Il cibo - ecco la modernità - per la prima volta è oggetto di propaganda di massa. Settimanali per famiglie e stampa femminile (La donna fascista, L'Illustrazione italiana, Eva, La Domenica del Corriere, Cordelía, Il grillo del focolare ecc.) avranno il loro dafare, dal 1925 al 1943, ad "educare il popolo" ad una dieta parca ma energetica, basata sui cereali (pane, riso, pasta, minestre) e sulle proteine vegetali.
I proclami viriloidi della cucina futurista, con Marinetti in persona che condanna la pastasciutta, e le fissazioni alto-borghesi sulla carne come cibo quotidiano, cadono a poco a poco. La tavola fascista, per l'urgenza della "battaglia del grano" e poi per la "resistenza" alle sanzioni economiche, si femminilizza e riscopre insieme la dieta sana e le verdure, la linea e i legumi, la frugalità come prevenzione e la frutta. Lo stesso Mussolini, da grande istrione, si proclama “naturista”, allarmando non poco i buoni naturisti della Federazione Naturista Italiana, in odore di libertarismo.

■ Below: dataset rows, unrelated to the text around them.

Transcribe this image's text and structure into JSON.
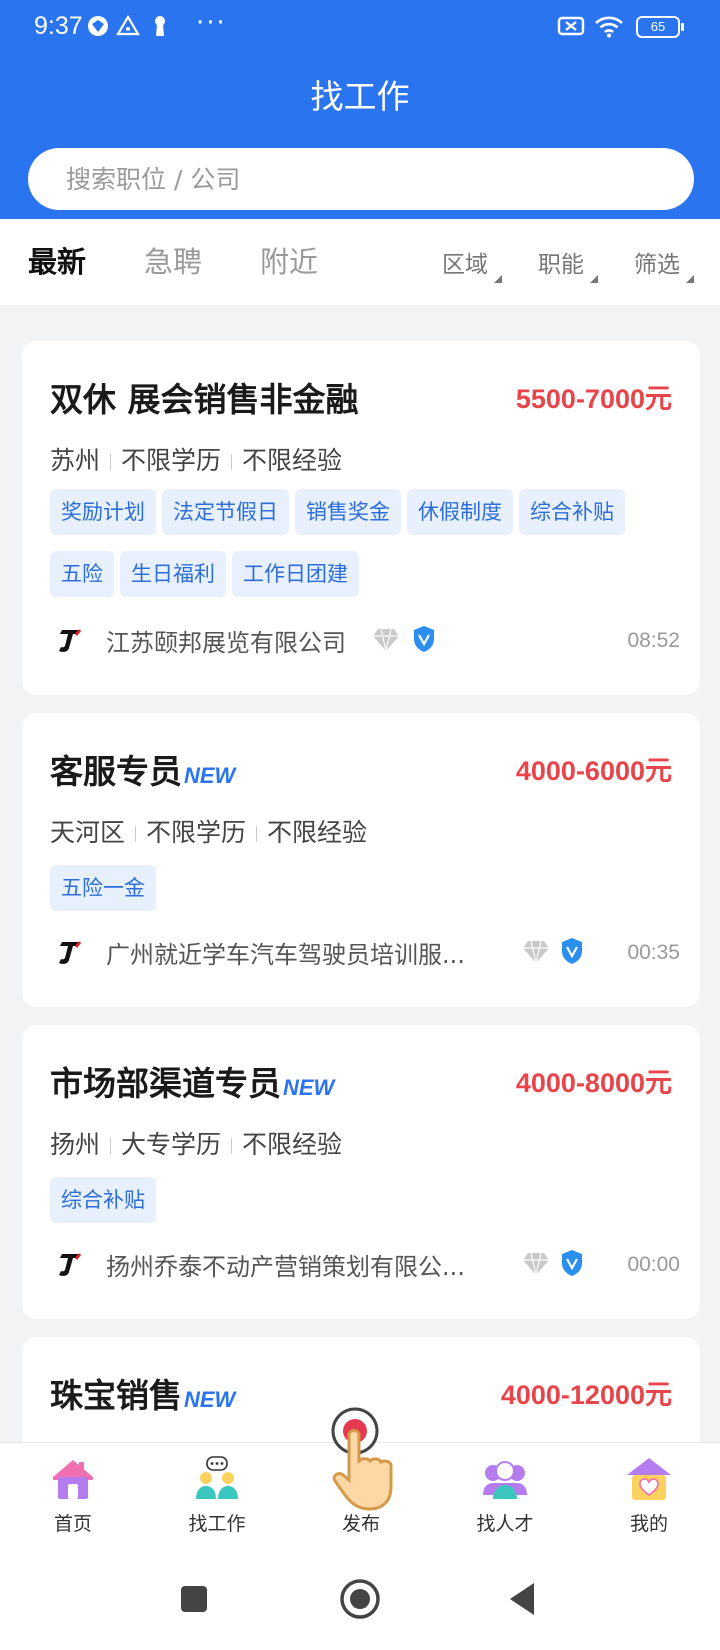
{
  "status_bar": {
    "time": "9:37",
    "battery": "65"
  },
  "header": {
    "title": "找工作"
  },
  "search": {
    "placeholder": "搜索职位 / 公司"
  },
  "tabs": [
    {
      "label": "最新"
    },
    {
      "label": "急聘"
    },
    {
      "label": "附近"
    }
  ],
  "filters": [
    {
      "label": "区域"
    },
    {
      "label": "职能"
    },
    {
      "label": "筛选"
    }
  ],
  "jobs": [
    {
      "title": "双休 展会销售非金融",
      "is_new": false,
      "salary": "5500-7000元",
      "location": "苏州",
      "education": "不限学历",
      "experience": "不限经验",
      "tags": [
        "奖励计划",
        "法定节假日",
        "销售奖金",
        "休假制度",
        "综合补贴",
        "五险",
        "生日福利",
        "工作日团建"
      ],
      "company": "江苏颐邦展览有限公司",
      "time": "08:52"
    },
    {
      "title": "客服专员",
      "is_new": true,
      "salary": "4000-6000元",
      "location": "天河区",
      "education": "不限学历",
      "experience": "不限经验",
      "tags": [
        "五险一金"
      ],
      "company": "广州就近学车汽车驾驶员培训服...",
      "time": "00:35"
    },
    {
      "title": "市场部渠道专员",
      "is_new": true,
      "salary": "4000-8000元",
      "location": "扬州",
      "education": "大专学历",
      "experience": "不限经验",
      "tags": [
        "综合补贴"
      ],
      "company": "扬州乔泰不动产营销策划有限公...",
      "time": "00:00"
    },
    {
      "title": "珠宝销售",
      "is_new": true,
      "salary": "4000-12000元"
    }
  ],
  "new_badge": "NEW",
  "bottom_nav": [
    {
      "label": "首页",
      "icon": "home-icon"
    },
    {
      "label": "找工作",
      "icon": "find-job-icon"
    },
    {
      "label": "发布",
      "icon": "publish-icon"
    },
    {
      "label": "找人才",
      "icon": "find-talent-icon"
    },
    {
      "label": "我的",
      "icon": "profile-icon"
    }
  ],
  "colors": {
    "primary": "#2b74ef",
    "salary": "#e8454b",
    "tag_bg": "#e8f0fd",
    "tag_text": "#2b6ed8"
  }
}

Del resto la campagna di sensibilizzazione parte dallo stesso Duce, di volta in volta dietologo, storico dell'alimentazione, copywriter e art-director di pubblicità.
La dieta morale e fisica degli italiani
«Italiani amate il pane, cuore della casa, profumo della mensa, gioia dei focolari...», scrive nel gennaio 1928 per le "Giornate del pane". Il pericolo ora è che il nuovo afflusso di ricchezza che premia le classi in ascesa che sostengono il regime venga sperperato in cucina, magari imitando i modelli ricchi della borghesia occidentale (carni, zucchero e dolci, eccesso di grassi, liquori).

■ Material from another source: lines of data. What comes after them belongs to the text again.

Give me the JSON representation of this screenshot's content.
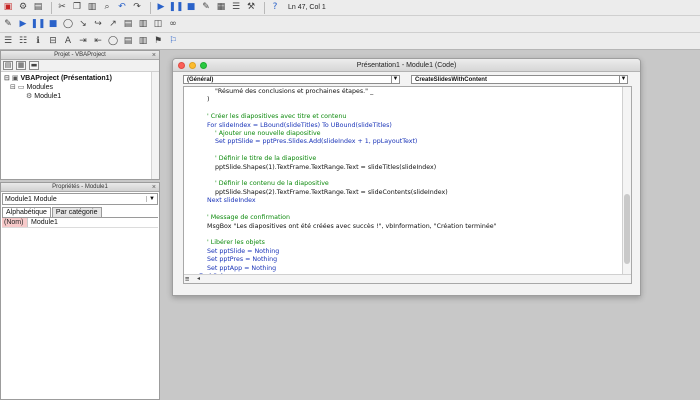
{
  "toolbar": {
    "status": "Ln 47, Col 1"
  },
  "project_panel": {
    "title": "Projet - VBAProject",
    "tree": {
      "root": "VBAProject (Présentation1)",
      "folder": "Modules",
      "module": "Module1"
    }
  },
  "properties_panel": {
    "title": "Propriétés - Module1",
    "object_combo": "Module1 Module",
    "tabs": [
      "Alphabétique",
      "Par catégorie"
    ],
    "property": {
      "key": "(Nom)",
      "value": "Module1"
    }
  },
  "code_window": {
    "title": "Présentation1 - Module1 (Code)",
    "object_select": "(Général)",
    "procedure_select": "CreateSlidesWithContent",
    "lines": [
      {
        "kind": "t",
        "text": "        \"Résumé des conclusions et prochaines étapes.\" _"
      },
      {
        "kind": "t",
        "text": "    )"
      },
      {
        "kind": "t",
        "text": ""
      },
      {
        "kind": "c",
        "text": "    ' Créer les diapositives avec titre et contenu"
      },
      {
        "kind": "k",
        "text": "    For slideIndex = LBound(slideTitles) To UBound(slideTitles)"
      },
      {
        "kind": "c",
        "text": "        ' Ajouter une nouvelle diapositive"
      },
      {
        "kind": "k",
        "text": "        Set pptSlide = pptPres.Slides.Add(slideIndex + 1, ppLayoutText)"
      },
      {
        "kind": "t",
        "text": ""
      },
      {
        "kind": "c",
        "text": "        ' Définir le titre de la diapositive"
      },
      {
        "kind": "t",
        "text": "        pptSlide.Shapes(1).TextFrame.TextRange.Text = slideTitles(slideIndex)"
      },
      {
        "kind": "t",
        "text": ""
      },
      {
        "kind": "c",
        "text": "        ' Définir le contenu de la diapositive"
      },
      {
        "kind": "t",
        "text": "        pptSlide.Shapes(2).TextFrame.TextRange.Text = slideContents(slideIndex)"
      },
      {
        "kind": "k",
        "text": "    Next slideIndex"
      },
      {
        "kind": "t",
        "text": ""
      },
      {
        "kind": "c",
        "text": "    ' Message de confirmation"
      },
      {
        "kind": "t",
        "text": "    MsgBox \"Les diapositives ont été créées avec succès !\", vbInformation, \"Création terminée\""
      },
      {
        "kind": "t",
        "text": ""
      },
      {
        "kind": "c",
        "text": "    ' Libérer les objets"
      },
      {
        "kind": "k",
        "text": "    Set pptSlide = Nothing"
      },
      {
        "kind": "k",
        "text": "    Set pptPres = Nothing"
      },
      {
        "kind": "k",
        "text": "    Set pptApp = Nothing"
      },
      {
        "kind": "k",
        "text": "End Sub"
      }
    ]
  }
}
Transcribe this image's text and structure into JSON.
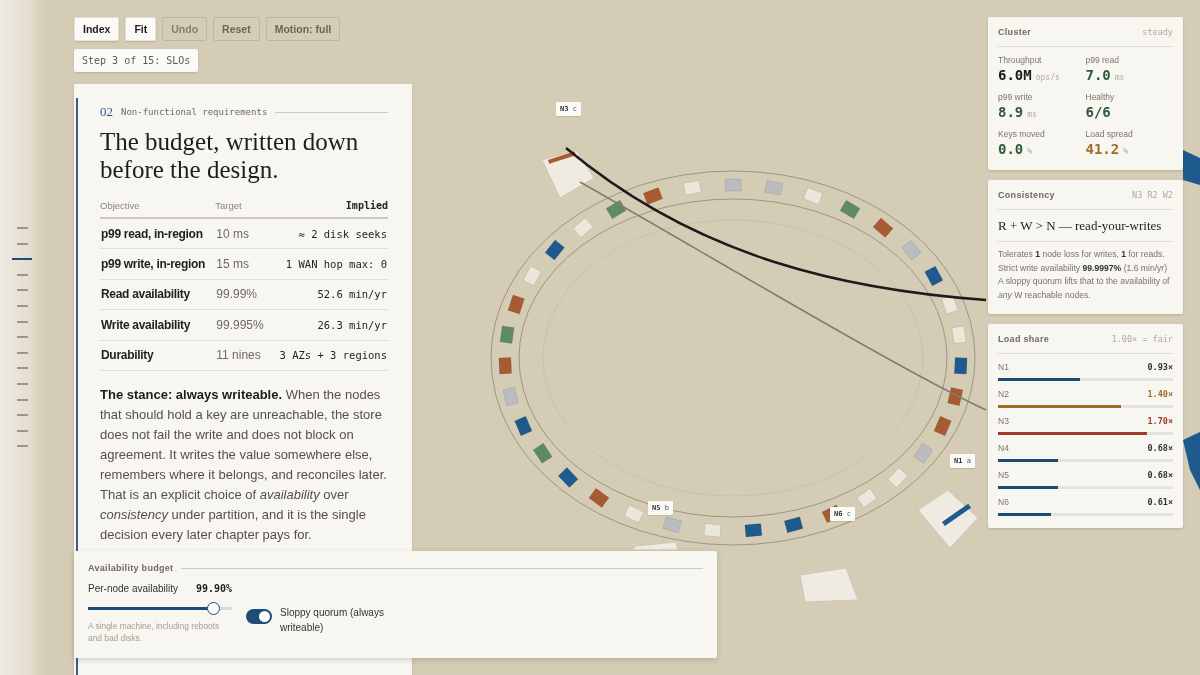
{
  "steps": [
    {
      "selected": false
    },
    {
      "selected": false
    },
    {
      "selected": true
    },
    {
      "selected": false
    },
    {
      "selected": false
    },
    {
      "selected": false
    },
    {
      "selected": false
    },
    {
      "selected": false
    },
    {
      "selected": false
    },
    {
      "selected": false
    },
    {
      "selected": false
    },
    {
      "selected": false
    },
    {
      "selected": false
    },
    {
      "selected": false
    },
    {
      "selected": false
    }
  ],
  "toolbar": [
    {
      "label": "Index",
      "kind": "filled",
      "disabled": false
    },
    {
      "label": "Fit",
      "kind": "filled",
      "disabled": false
    },
    {
      "label": "Undo",
      "kind": "outlined",
      "disabled": true
    },
    {
      "label": "Reset",
      "kind": "outlined",
      "disabled": false
    },
    {
      "label": "Motion: full",
      "kind": "outlined",
      "disabled": false
    }
  ],
  "step_label": "Step 3 of 15: SLOs",
  "chapter": {
    "number": "02",
    "label": "Non-functional requirements",
    "title": "The budget, written down before the design.",
    "table": {
      "columns": [
        "Objective",
        "Target",
        "Implied"
      ],
      "rows": [
        {
          "objective": "p99 read, in-region",
          "target": "10 ms",
          "implied": "≈ 2 disk seeks"
        },
        {
          "objective": "p99 write, in-region",
          "target": "15 ms",
          "implied": "1 WAN hop max: 0"
        },
        {
          "objective": "Read availability",
          "target": "99.99%",
          "implied": "52.6 min/yr"
        },
        {
          "objective": "Write availability",
          "target": "99.995%",
          "implied": "26.3 min/yr"
        },
        {
          "objective": "Durability",
          "target": "11 nines",
          "implied": "3 AZs + 3 regions"
        }
      ]
    },
    "body": "**The stance: always writeable.** When the nodes that should hold a key are unreachable, the store does not fail the write and does not block on agreement. It writes the value somewhere else, remembers where it belongs, and reconciles later. That is an explicit choice of *availability* over *consistency* under partition, and it is the single decision every later chapter pays for."
  },
  "budget": {
    "title": "Availability budget",
    "slider": {
      "label": "Per-node availability",
      "reading": "99.90%",
      "level": 0.87,
      "hint": "A single machine, including reboots and bad disks."
    },
    "toggle": {
      "label": "Sloppy quorum (always writeable)",
      "on": true
    }
  },
  "node_labels": [
    {
      "node": "N3",
      "replica": "c"
    },
    {
      "node": "N5",
      "replica": "b"
    },
    {
      "node": "N6",
      "replica": "c"
    },
    {
      "node": "N1",
      "replica": "a"
    }
  ],
  "cluster": {
    "title": "Cluster",
    "status": "steady",
    "metrics": [
      {
        "label": "Throughput",
        "value": "6.0M",
        "unit": "ops/s",
        "color": "#1c1c1c"
      },
      {
        "label": "p99 read",
        "value": "7.0",
        "unit": "ms",
        "color": "#2f5a3c"
      },
      {
        "label": "p99 write",
        "value": "8.9",
        "unit": "ms",
        "color": "#2f5a3c"
      },
      {
        "label": "Healthy",
        "value": "6/6",
        "color": "#2f5a3c"
      },
      {
        "label": "Keys moved",
        "value": "0.0",
        "unit": "%",
        "color": "#2f5a3c"
      },
      {
        "label": "Load spread",
        "value": "41.2",
        "unit": "%",
        "color": "#9a6f22"
      }
    ]
  },
  "consistency": {
    "title": "Consistency",
    "params": "N3 R2 W2",
    "formula": "R + W > N — read-your-writes",
    "lines": [
      "Tolerates **1** node loss for writes, **1** for reads.",
      "Strict write availability **99.9997%** (1.6 min/yr)",
      "A sloppy quorum lifts that to the availability of *any* W reachable nodes."
    ]
  },
  "load_share": {
    "title": "Load share",
    "note": "1.00× = fair",
    "nodes": [
      {
        "name": "N1",
        "value": "0.93×",
        "level": 0.47,
        "color": "#1f4b78"
      },
      {
        "name": "N2",
        "value": "1.40×",
        "level": 0.7,
        "color": "#9a6f22"
      },
      {
        "name": "N3",
        "value": "1.70×",
        "level": 0.85,
        "color": "#a13b29"
      },
      {
        "name": "N4",
        "value": "0.68×",
        "level": 0.34,
        "color": "#1f4b78"
      },
      {
        "name": "N5",
        "value": "0.68×",
        "level": 0.34,
        "color": "#1f4b78"
      },
      {
        "name": "N6",
        "value": "0.61×",
        "level": 0.3,
        "color": "#1f4b78"
      }
    ]
  }
}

E' lo stesso Mussolini a puntare sulla "diversità" delle nostre tradizioni rurali: «Fortunatamente – ammette, con involontaria ironia, nel novembre 1930 – il popolo italiano non è ancora abituato a mangiare molte volte al giorno».

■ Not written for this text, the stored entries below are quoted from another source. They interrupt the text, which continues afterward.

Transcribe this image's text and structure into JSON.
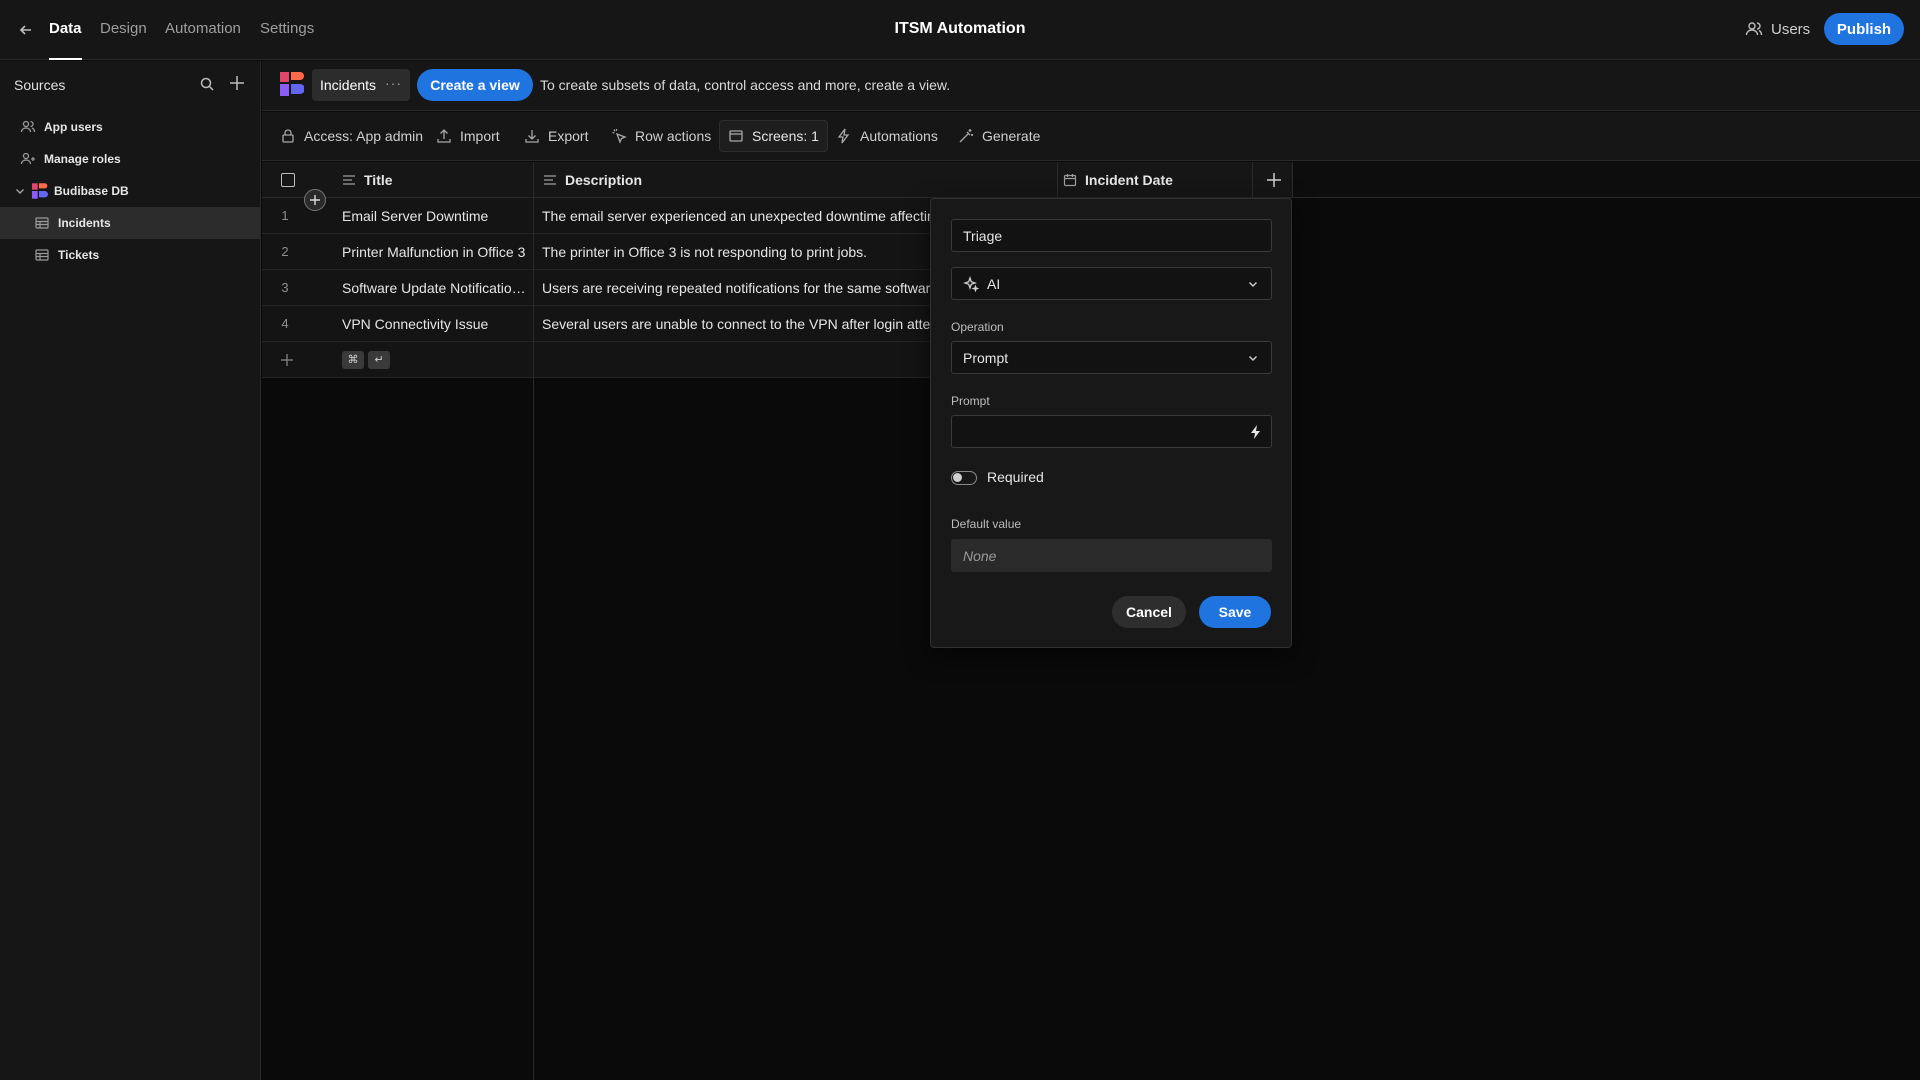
{
  "nav": {
    "tabs": [
      {
        "label": "Data",
        "active": true
      },
      {
        "label": "Design",
        "active": false
      },
      {
        "label": "Automation",
        "active": false
      },
      {
        "label": "Settings",
        "active": false
      }
    ],
    "app_title": "ITSM Automation",
    "users_label": "Users",
    "publish_label": "Publish"
  },
  "sidebar": {
    "title": "Sources",
    "items": [
      {
        "label": "App users",
        "icon": "users-icon"
      },
      {
        "label": "Manage roles",
        "icon": "user-roles-icon"
      },
      {
        "label": "Budibase DB",
        "icon": "budibase-logo",
        "expanded": true
      },
      {
        "label": "Incidents",
        "icon": "table-icon",
        "selected": true
      },
      {
        "label": "Tickets",
        "icon": "table-icon"
      }
    ]
  },
  "table_bar": {
    "table_name": "Incidents",
    "more": "···",
    "create_view_label": "Create a view",
    "hint": "To create subsets of data, control access and more, create a view."
  },
  "actions": {
    "access": "Access: App admin",
    "import": "Import",
    "export": "Export",
    "row_actions": "Row actions",
    "screens": "Screens: 1",
    "automations": "Automations",
    "generate": "Generate"
  },
  "grid": {
    "columns": [
      "Title",
      "Description",
      "Incident Date"
    ],
    "rows": [
      {
        "num": "1",
        "title": "Email Server Downtime",
        "description": "The email server experienced an unexpected downtime affecting al"
      },
      {
        "num": "2",
        "title": "Printer Malfunction in Office 3",
        "description": "The printer in Office 3 is not responding to print jobs."
      },
      {
        "num": "3",
        "title": "Software Update Notification Issue",
        "description": "Users are receiving repeated notifications for the same software up"
      },
      {
        "num": "4",
        "title": "VPN Connectivity Issue",
        "description": "Several users are unable to connect to the VPN after login attempts"
      }
    ],
    "kbd_keys": [
      "⌘",
      "↵"
    ]
  },
  "popover": {
    "column_name": "Triage",
    "type_value": "AI",
    "operation_label": "Operation",
    "operation_value": "Prompt",
    "prompt_label": "Prompt",
    "prompt_value": "",
    "required_label": "Required",
    "required_on": false,
    "default_label": "Default value",
    "default_placeholder": "None",
    "cancel_label": "Cancel",
    "save_label": "Save"
  },
  "colors": {
    "accent": "#1f74e0",
    "background": "#0a0a0a",
    "panel": "#161616"
  }
}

In ogni caso, inutile farsi illusioni di sperperi ed epiche mangiate, perché il Taumaturgo veglia: «Sono io, Benito Mussolini, che ho curato la dieta morale e fisica dell'Italia e ancora oggi sorveglio attentamente che nulla di dannoso al sistema del mio paese possa arrivare al suo stomaco e provocare malattie e disturbi», (intervista al London Daily Express del 1927).
In Europa, e soprattutto in Germania, negli anni Trenta si diffondono le Reformhauser, i centri di alimentazione naturale e di "vita sana". Sùbito il Capo del Governo si dice «profondamente convinto che il nostro modo di mangiare, di vestire, di lavorare e di dormire, tutto il complesso delle nostre abitudini quotidiane, deve essere riformato» (30 gennaio 1932). Perché non rivolgersi ai medici? «Può sembrare incredibile, ma da quando ho invitato i medici italiani a sollecitare il consumo dell'uva, il consumo dell'uva da tavola si è quintuplicato. Se domani i medici dicessero che il riso non è più quell'alimento disprezzabile che molti pensano...» (28 gennaio 1932).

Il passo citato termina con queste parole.